Penguins strive for the routine during Boston manhunt
BOSTON — Dan Bylsma did not want “to be doing different things” Friday.
Bylsma, his Penguins coaching staff and players as well as team officials and employees, holed up inside a Boston hotel under lockdown as federal, state and local authorities hunted for what was believed to be the lone surviving suspect of the Boston Marathon bombings.
The Penguins treated Friday as if it were the first of two consecutive game days in as many cities — a situation with which they opened this shortened season at Philadelphia and at the New York Rangers on Jan. 19 and 20.
“It was the schedule we'd go through,” forward Craig Adams said. “But it was different.”
Head equipment manger Dana Heinze arrived at TD Garden, where the Penguins were scheduled to play the Boston Bruins on Friday night, by 6:30 a.m. His staff joined him around 8:30 a.m. By then members of the Penguins' medical and training staffs also were at the arena.
Bylsma said he and his assistant coaches “got up early … three or four of us went out for a two-block walk to get coffee.” Upon arriving at the coffee shop outside their hotel, across the street from Boston Common — the city's central public park — Bylsma and staff discovered the coffee shop was closing.

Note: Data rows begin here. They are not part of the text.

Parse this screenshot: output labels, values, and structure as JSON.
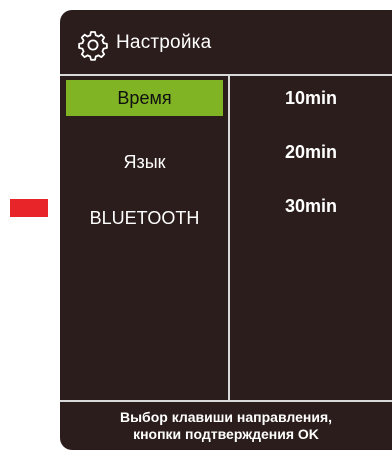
{
  "header": {
    "icon": "gear-icon",
    "title": "Настройка"
  },
  "menu": {
    "items": [
      {
        "label": "Время",
        "selected": true
      },
      {
        "label": "Язык",
        "selected": false
      },
      {
        "label": "BLUETOOTH",
        "selected": false
      }
    ]
  },
  "options": {
    "items": [
      {
        "label": "10min"
      },
      {
        "label": "20min"
      },
      {
        "label": "30min"
      }
    ]
  },
  "footer": {
    "line1": "Выбор клавиши направления,",
    "line2": "кнопки подтверждения OK"
  },
  "colors": {
    "panel_bg": "#2b1d1b",
    "selection": "#80b424",
    "indicator": "#e8262a",
    "divider": "#d9d9d9"
  }
}
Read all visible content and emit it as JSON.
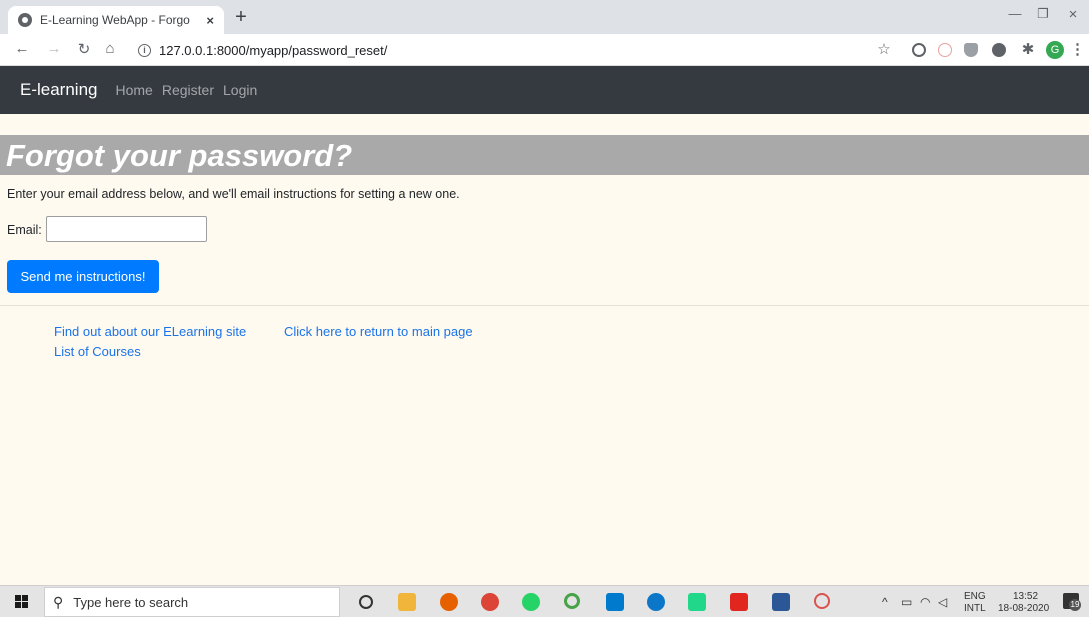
{
  "browser": {
    "tab_title": "E-Learning WebApp - Forgot Your Password",
    "tab_close": "×",
    "new_tab": "+",
    "url": "127.0.0.1:8000/myapp/password_reset/",
    "profile_initial": "G",
    "window_controls": {
      "minimize": "—",
      "restore": "❐",
      "close": "×"
    }
  },
  "navbar": {
    "brand": "E-learning",
    "links": [
      "Home",
      "Register",
      "Login"
    ]
  },
  "page": {
    "title": "Forgot your password?",
    "instructions": "Enter your email address below, and we'll email instructions for setting a new one.",
    "email_label": "Email:",
    "email_value": "",
    "submit_label": "Send me instructions!"
  },
  "footer": {
    "links": [
      "Find out about our ELearning site",
      "Click here to return to main page",
      "List of Courses"
    ]
  },
  "taskbar": {
    "search_placeholder": "Type here to search",
    "language_line1": "ENG",
    "language_line2": "INTL",
    "time": "13:52",
    "date": "18-08-2020",
    "notification_count": "19"
  },
  "colors": {
    "navbar_bg": "#343a40",
    "page_bg": "#fffaf0",
    "title_band": "#a9a9a9",
    "primary_button": "#007bff",
    "link": "#1a73e8"
  }
}
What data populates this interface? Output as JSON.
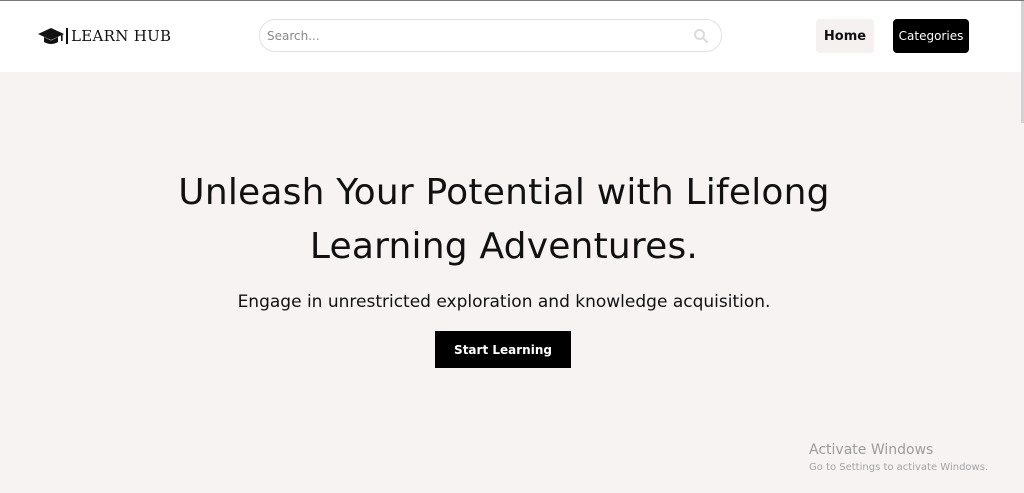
{
  "brand": {
    "name": "LEARN HUB",
    "icon": "graduation-cap-icon"
  },
  "search": {
    "placeholder": "Search...",
    "value": "",
    "icon": "search-icon"
  },
  "nav": {
    "home_label": "Home",
    "categories_label": "Categories"
  },
  "hero": {
    "title_line1": "Unleash Your Potential with Lifelong",
    "title_line2": "Learning Adventures.",
    "subtitle": "Engage in unrestricted exploration and knowledge acquisition.",
    "cta_label": "Start Learning"
  },
  "watermark": {
    "title": "Activate Windows",
    "subtitle": "Go to Settings to activate Windows."
  },
  "colors": {
    "page_background": "#f7f3f3",
    "navbar_background": "#ffffff",
    "primary_button": "#000000",
    "home_button_background": "#f6f1f1"
  }
}
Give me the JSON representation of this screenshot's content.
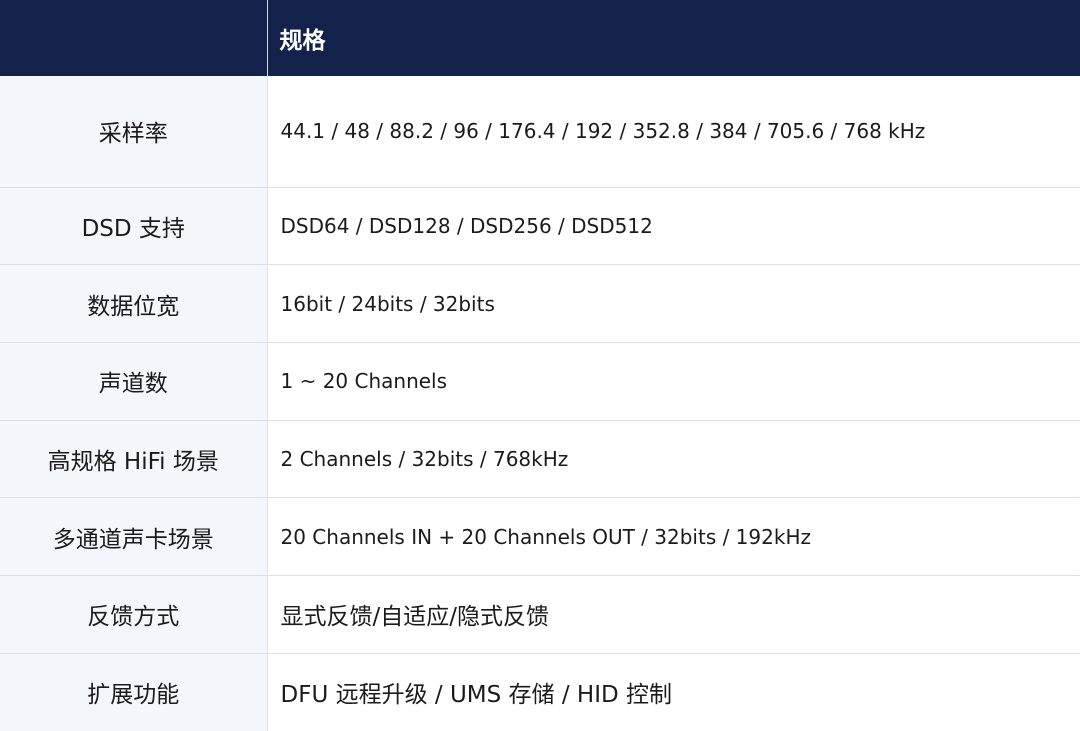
{
  "table": {
    "header": {
      "label": "",
      "value": "规格"
    },
    "rows": [
      {
        "label": "采样率",
        "value": "44.1 / 48 / 88.2 / 96 / 176.4 / 192 / 352.8 / 384 / 705.6 / 768 kHz"
      },
      {
        "label": "DSD 支持",
        "value": "DSD64 / DSD128 / DSD256 / DSD512"
      },
      {
        "label": "数据位宽",
        "value": "16bit / 24bits / 32bits"
      },
      {
        "label": "声道数",
        "value": "1 ~ 20 Channels"
      },
      {
        "label": "高规格 HiFi 场景",
        "value": "2 Channels / 32bits / 768kHz"
      },
      {
        "label": "多通道声卡场景",
        "value": "20 Channels IN + 20 Channels OUT / 32bits / 192kHz"
      },
      {
        "label": "反馈方式",
        "value": "显式反馈/自适应/隐式反馈"
      },
      {
        "label": "扩展功能",
        "value": "DFU 远程升级 / UMS 存储 / HID 控制"
      }
    ]
  },
  "colors": {
    "header_bg": "#13224a",
    "header_text": "#ffffff",
    "label_bg": "#f3f6fb",
    "border": "#d9e1ec"
  }
}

That was around 8 a.m., and “we got back to the hotel with a sense this was not normal,” Bylsma said.
About the same time, Adams received a text from Jim Britt, the Penguins' manager of team services. The text informed that an 11:30 a.m. practice at TD Garden was canceled.
“I didn't know what was going on, flipped on the TV and tried to get caught up,” Adams said.
Coaches and players gathered at a hotel conference room around 8:30 a.m. for a team breakfast, followed by a film session. Around 9 a.m., staffers at TD Garden returned to the hotel. Assistant to the general manger Tom Fitzgerald, who lives in Boston, had arranged their move from the arena.
Everyone associated with the Penguins met for lunch between 11 a.m. and noon. Players, coaches and staffers returned to their rooms after lunch, still not sure if the game would be played, postponed or canceled.
General manager Ray Shero spent some of his morning and a good bit of the early afternoon staying in contact with Bruins and NHL officials, who awaited information from the authorities before making a call on the game.
Also, Shero talked with Penguins officials in Pittsburgh to work on contingencies for possible schedule changes to accommodate a postponement of the Bruins game.
The Penguins were slated to play the Buffalo Sabres at Consol Energy Center on Saturday night, and that game was switched to Tuesday so the Penguins could face the Bruins at TD Garden on Saturday afternoon.
Boston police announced the game postponement just before 3 p.m. Still stuck in the hotel, the Penguins gathered around 6 p.m. for a team dinner.
Adams said he spent much of his day — before the postponement — “trying to prepare for a game” and getting updates on the manhunt from his wife, who “worked the Internet” from back in Pittsburgh.
He never “felt unsafe.”
Bylsma, who spoke with his wife “three or four times before 4 p.m.,” echoed Adams' sentiment.
“Like most people, we were waiting and looking for information as it developed,” Bylsma said. “You're concerned about the situation, concerned about the people of Boston and the city. You watch it unfold, and you don't know very much.”